Evoqua adds to BWMS partner network

SeaCure BWMS SeaCure BWMS

FEBRUARY 8, 2017 — Evoqua Water Technologies reports that it SeaCure ballast water management system (BWMS) continues to build momentum in the marine market.

The company has added Hong Kong based Hai Cheung to its global partnership network agreement.

Hai Cheung, a leading marine equipment supplier to the Chinese market. will initially support Chinese shipyards with the supply and service of the SeaCure BWMS. In a second phase of the agreement, Hai Cheung will then produce the SeaCure system under license to facilitate demand from Chinese yards.

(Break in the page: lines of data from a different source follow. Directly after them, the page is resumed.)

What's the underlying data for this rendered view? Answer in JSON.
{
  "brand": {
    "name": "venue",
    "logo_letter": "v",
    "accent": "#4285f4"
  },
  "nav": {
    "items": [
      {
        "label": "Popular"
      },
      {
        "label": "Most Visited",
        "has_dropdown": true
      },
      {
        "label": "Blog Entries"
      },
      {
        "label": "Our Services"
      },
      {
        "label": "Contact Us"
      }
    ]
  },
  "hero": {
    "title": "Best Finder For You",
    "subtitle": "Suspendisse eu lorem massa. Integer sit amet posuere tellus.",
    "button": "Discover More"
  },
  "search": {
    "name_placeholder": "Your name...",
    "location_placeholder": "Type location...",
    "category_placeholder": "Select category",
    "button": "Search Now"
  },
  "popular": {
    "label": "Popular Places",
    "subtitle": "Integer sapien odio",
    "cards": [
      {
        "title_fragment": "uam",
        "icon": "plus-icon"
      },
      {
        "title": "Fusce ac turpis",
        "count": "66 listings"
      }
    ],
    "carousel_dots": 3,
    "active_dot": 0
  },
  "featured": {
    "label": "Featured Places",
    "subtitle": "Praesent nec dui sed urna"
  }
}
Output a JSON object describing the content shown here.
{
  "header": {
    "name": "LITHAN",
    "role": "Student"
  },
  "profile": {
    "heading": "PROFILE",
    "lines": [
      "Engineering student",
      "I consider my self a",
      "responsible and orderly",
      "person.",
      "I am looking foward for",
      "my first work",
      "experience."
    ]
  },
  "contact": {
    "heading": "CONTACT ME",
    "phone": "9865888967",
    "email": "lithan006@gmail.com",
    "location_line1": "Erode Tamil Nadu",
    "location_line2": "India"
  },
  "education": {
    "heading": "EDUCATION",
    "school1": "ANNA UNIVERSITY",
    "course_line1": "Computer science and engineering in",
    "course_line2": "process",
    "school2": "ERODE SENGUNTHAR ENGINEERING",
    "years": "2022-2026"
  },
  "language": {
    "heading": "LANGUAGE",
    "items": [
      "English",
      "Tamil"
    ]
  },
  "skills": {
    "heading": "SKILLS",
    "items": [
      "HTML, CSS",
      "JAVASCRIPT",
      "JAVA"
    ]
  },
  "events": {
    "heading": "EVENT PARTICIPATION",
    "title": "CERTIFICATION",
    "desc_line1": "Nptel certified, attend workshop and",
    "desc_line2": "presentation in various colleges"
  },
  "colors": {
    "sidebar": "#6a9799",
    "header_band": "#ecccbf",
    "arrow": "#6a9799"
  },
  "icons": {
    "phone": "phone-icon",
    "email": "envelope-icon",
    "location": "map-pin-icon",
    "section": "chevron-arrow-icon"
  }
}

Evoqua says that with the ratification of the IMO Convention, the demand for a complete ballast water treatment solution, including design, installation and aftermarket support will grow and that an expansive international network of organizations, sharing knowledge and expertise, is the best way to meet this market demand.

Gus Hou, Hai Cheung's manager for the marine equipment business, said: "We are delighted to have formed this relationship with Evoqua. By combining the knowledge of our two organizations we will provide a robust and bespoke service to all our customers in the area.
"Over the next three years, we want to grow the business in China and become the first choice for electrochlorination equipment in this market."

Lars Nupnau, Evoqua's Director for Global Business Development, added: "By expanding our partnership network to China we have ensured that shipowners across the globe can enjoy consistent levels of expertise and support under the Evoqua name."

Evoqua's SeaCURE system is an electrochlorination Ballast Water Management solution that has been developed to meet the IMO and USCG regulations, in all three salinities.

The system is based around three main pillars of filtration, electrochlorination and proprietary ORP-control logic. Utilizsing the trusted Chloropac electrolyzer, the system produces hypochlorite through the electrochlorination process to provide effective ballast water management.

The in situ generation of hypochlorite from natural seawater avoids purchasing and handling of bulk chemicals, reducing operating costs and removing safety risks.